Musa Kazım GÜLÇÜR
1 Mayıs/2019
İçindekiler
2. Yalan Ahlâkındaki Tehlike. 4
3. Dikkatin Yoğunlaştırılması Gereken Bir Dönem: Ergenlik. 4
4. Yalanı Önleme Konusunda Neler Yapılabilir?. 6
c. Problem Çözme Tekniği Uygulayın. 7
Giriş

Cenâb-ı Allâh Teâlâ ve Tekaddes Hazretleri kaydedici melekler ile ilgili olarak şöyle buyurmaktadır:
“Biri insanın sağ tarafında, biri sol tarafında oturmuş iki alıcı melek (yapılanları) alıp kaydetmektedir. İnsan hiçbir söz söylemez ki onun yanında (yaptıklarını) gözetleyen (ve kaydeden) hazır bir melek bulunmasın.” (Kaf, 50/17-18)

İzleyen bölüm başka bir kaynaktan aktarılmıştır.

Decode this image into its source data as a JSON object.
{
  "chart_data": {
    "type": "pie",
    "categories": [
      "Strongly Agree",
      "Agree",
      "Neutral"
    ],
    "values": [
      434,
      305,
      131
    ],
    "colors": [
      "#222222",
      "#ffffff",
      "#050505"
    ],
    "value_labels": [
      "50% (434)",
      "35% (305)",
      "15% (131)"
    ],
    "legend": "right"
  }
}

Bu hususla ilgili diğer âyet-i kerîme Enâm Suresi’nde şöyledir: “Allâh, kullarının üzerinde (yegâne) kahr-u galebe (ve tasarruf) sahibidir. Size bekçi (melek)ler yolluyor.” (Enâm, 6/61).
Bu âyet-i kerimede yer alan “kâhir” kelimesi ile Cenab-ı Hakk’ın yön bakımından değil ama hakimiyet ve kudret bakımından üstünlüğü kastedilmektedir. Çünkü Cenab-ı Allâh Teâlâ ve Tekaddes Hazretleri zıddı bulunmaktan münezzeh, benzeri olmaktan ve şekilden uzak bir müdebbirdir.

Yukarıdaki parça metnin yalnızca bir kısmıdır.